Initial responses on Twitter suggest that the latter might well be the case. For example, one prominent opponent of the GA’s decision has declared on Twitter that it is the result of Southern pietistic moralists. Such a response gives little hope that the progressives will engage in any significant self-criticism at this point. That is unfortunate and, if it persists, would imply that the progressive language of love, unity, and dialogue amounts in practice to nothing more than sententious sanctimony designed to serve a broader political purpose. Love, unity, and dialogue are meaningless when applied only to those of whom one already approves. And if the progressives spend their energy engaging in Twitter polemics, hashtag diplomacy, and online civil war, they will appear not simply as bad-faith churchmen, but also as foolish, having learned nothing from their recent defeat.

As to the seminaries, the commissioners with whom I spoke commented that no senior administrator or faculty member spoke up on the issue of sexuality and identity during the assembly. That is quite astonishing, given the fact that the seminaries, more than any other institution, shape the intellectual culture of the ministry. Perhaps that silence can be forgiven this time. Perhaps. But as the church reaffirms its position on the issues at hand, those institutions that depend upon PCA students for a significant part of their income need to declare themselves. 
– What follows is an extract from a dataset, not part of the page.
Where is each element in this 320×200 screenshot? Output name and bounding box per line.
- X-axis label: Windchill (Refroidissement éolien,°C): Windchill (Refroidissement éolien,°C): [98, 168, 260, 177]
Students who are paying large fees for ministerial training should be aware of whether what they hear in the classroom might cause problems at ordination exams. And churches—progressive and conservative—that fund students deserve to know where their money is going so that they can adjust their giving strategies accordingly. Such seminaries should therefore state their positions relative to what the GA decided this year. And given the unwillingness or inability of Christian critical race theorists to explain why their approach to racism does not leave them hermeneutically vulnerable on the LGBTQ+ issues, the seminaries could well serve the church by publicly connecting their stand on sexuality to the matter of race as well. Institutions cannot claim to train individuals for leadership in the church if they are not themselves exemplifying leadership on the pressing issues of the moment.

Carl R. Trueman is a professor of biblical and religious studies at Grove City College.